Nel 2020 Il fotografo Kristian Laine si è imbattuto per puro caso in un esemplare di manta rosa nella barriera corallina australiana. Ne esistono al massimo dieci e si sa della loro esistenza solo dal 2015. Nel marzo del 2022 è stato ritrovato il relitto della nave Endurance, sommersa sul fondo del mare d’Antartide nel 1915. Nell’esaminare i filmati girati per documentare la scoperta, la biologa marina Katrin Linse ha notato una strana creatura bianca abbarbicata vicino a uno degli oblò della nave. Era una specie di aragosta mai vista prima. E nel maggio di quest’anno oltre 5 mila nuove specie marine sono state scoperte a 6 mila metri di profondità in un’area dell’Oceano Pacifico tra le Hawaii e il Messico, durante una ricognizione per l’estrazione mineraria in acque profonde.
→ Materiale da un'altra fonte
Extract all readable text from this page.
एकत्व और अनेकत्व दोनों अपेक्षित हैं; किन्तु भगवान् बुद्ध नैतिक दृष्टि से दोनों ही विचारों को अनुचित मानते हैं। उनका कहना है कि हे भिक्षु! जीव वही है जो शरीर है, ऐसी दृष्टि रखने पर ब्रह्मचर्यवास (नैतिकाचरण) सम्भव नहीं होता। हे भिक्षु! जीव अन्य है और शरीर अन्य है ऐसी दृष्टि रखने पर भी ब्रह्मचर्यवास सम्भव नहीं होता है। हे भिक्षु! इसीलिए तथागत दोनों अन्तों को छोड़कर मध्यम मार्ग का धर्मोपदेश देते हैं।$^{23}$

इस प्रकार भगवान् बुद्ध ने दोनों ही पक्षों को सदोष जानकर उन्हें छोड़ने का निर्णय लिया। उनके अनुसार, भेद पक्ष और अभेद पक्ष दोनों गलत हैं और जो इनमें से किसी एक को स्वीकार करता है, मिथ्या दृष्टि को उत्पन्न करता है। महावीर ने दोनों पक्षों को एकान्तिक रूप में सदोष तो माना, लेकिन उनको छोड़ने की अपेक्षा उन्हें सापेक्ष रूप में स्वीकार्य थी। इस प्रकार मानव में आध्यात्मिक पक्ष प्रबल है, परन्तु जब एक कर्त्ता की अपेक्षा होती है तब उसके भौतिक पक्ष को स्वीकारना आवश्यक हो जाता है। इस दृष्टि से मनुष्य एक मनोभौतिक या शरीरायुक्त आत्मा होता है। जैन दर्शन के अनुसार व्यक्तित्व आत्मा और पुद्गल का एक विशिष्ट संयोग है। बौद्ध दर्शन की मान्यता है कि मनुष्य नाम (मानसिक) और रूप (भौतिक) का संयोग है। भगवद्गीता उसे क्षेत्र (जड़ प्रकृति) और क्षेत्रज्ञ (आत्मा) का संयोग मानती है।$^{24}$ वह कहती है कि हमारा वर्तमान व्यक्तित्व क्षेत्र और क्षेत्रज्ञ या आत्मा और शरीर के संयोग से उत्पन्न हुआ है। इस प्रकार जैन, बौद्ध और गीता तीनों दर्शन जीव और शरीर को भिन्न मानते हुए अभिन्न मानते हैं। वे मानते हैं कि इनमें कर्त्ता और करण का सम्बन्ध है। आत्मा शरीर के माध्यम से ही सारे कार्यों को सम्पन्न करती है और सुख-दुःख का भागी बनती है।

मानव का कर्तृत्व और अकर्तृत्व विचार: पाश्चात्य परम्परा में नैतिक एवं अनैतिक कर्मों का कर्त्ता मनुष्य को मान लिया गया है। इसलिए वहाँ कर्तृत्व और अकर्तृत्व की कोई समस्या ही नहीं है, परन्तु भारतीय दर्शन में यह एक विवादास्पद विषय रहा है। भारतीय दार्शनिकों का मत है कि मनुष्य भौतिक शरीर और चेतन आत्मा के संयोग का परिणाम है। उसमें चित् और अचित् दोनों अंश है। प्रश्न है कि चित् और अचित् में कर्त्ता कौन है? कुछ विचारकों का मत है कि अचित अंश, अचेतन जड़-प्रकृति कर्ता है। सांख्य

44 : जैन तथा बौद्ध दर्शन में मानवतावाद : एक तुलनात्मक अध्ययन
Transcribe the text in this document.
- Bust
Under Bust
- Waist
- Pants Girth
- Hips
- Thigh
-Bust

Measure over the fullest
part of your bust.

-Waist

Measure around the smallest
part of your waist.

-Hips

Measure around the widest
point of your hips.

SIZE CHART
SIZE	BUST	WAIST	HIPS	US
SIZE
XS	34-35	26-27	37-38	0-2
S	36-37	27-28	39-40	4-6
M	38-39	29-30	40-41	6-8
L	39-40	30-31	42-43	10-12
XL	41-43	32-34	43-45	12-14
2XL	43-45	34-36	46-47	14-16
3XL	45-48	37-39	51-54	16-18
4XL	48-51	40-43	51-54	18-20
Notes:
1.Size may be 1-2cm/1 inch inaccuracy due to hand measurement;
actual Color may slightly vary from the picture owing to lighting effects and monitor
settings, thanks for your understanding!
Tra queste migliaia di creature sottomarine sono state notate delle spugne carnivore e uno strano essere gelatinoso che è stato chiamato «scoiattolo gommoso».

Meraviglie che sarebbero rimaste tali anche se non viste da nessuno

Fuori è magnifico, proprio come cantava qualche anno fa Fedez. Più che un contraccolpo emotivo, è un dato di realtà: magnifico vuol dire «che si mostra grande, che è stato fatto grande». La consapevolezza di questa eccedenza corrobora l’entusiasmo di una conoscenza affacciata sul mistero vivo in cui siamo immersi, ma invita anche a una rinnovata rivoluzione copernicana rispetto a certi assunti consolidati.

Il mito della visibilità, ad esempio. Sugli impraticabili Monti Ciclopi, nella barriera corallina australiana, a bordo di relitti sprofondati, nei fondali oceanici ci sono meraviglie che sarebbero rimaste tali anche se l’occhio umano non le avesse scoperte. È più che sicuro che in certi cantucci delle foreste vergini ci siano fioriture che manderebbero in tilt i trend di Instagram e che non vedremo mai. È un criterio folle, rispetto all’imperante dictat di esibizionismo commerciale. Lo stupefacente dovrebbe stare in bella vista, altrimenti a che serve?

Eppure, se ci tocca nel vivo, sentiamo l’amaro in bocca di fronte alla riduzione del valore di una presenza alla sua utilità. È un abbaglio che inaridisce, proprio perché prosciuga la linfa del magnifico (del di più gratuito, non richiesto). A Giobbe prostrato da ogni forma di tribolazione, il Signore nel turbine snocciola domande strane: «Chi ha elargito all’ibis la sapienza?». Il padre del mondo risponde agli interrogativi sul male con una processione lunghissima di animali. Gli rovescia addosso l’essere. L’esistenza nel suo nudo dato, avulsa da criteri riduttivi che si arrogano il diritto di dividere le creature in risorse e scarti, è l’osso durissimo della nostra origine.

Il folle criterio della Creazione

Nel folle criterio della Creazione la straordinaria manta rosa se ne sta defilata dai riflettori, una bellezza inutile che semplicemente c’è. Laggiù, da qualche parte. Perché mettere uno scoiattolo gommoso nei fondali marini? Perché tra i recessi inospitali dei Monti Ciclopi passeggia un’echidna e un gamberetto s’arrampica sugli alberi? 

«La creatura è tutta una pupilla sull’aperto», sintetizzò benissimo Rilke. L’occhio ha ancora tanto da guardare, ed è motivo di slancio – come avvertito con entusiasmo dai ricercatori di Oxford – ma è anche motivo di pacata serenità. Possiamo rallentare le elucubrazioni. Possiamo evitare di sovraccaricare la nostra ansia da prestazione, quel fremito nervoso che associa la scoperta a qualcosa di straordinariamente nuovo, clamoroso, inimmaginabile che deve per forza uscire da una spremitura di meningi. Fuori dall’ebollizione dei nostri cervelli è magnifico. La sovrabbondante cascata dell’essere ci aspetta. Esci, fai una passeggiata, guarda.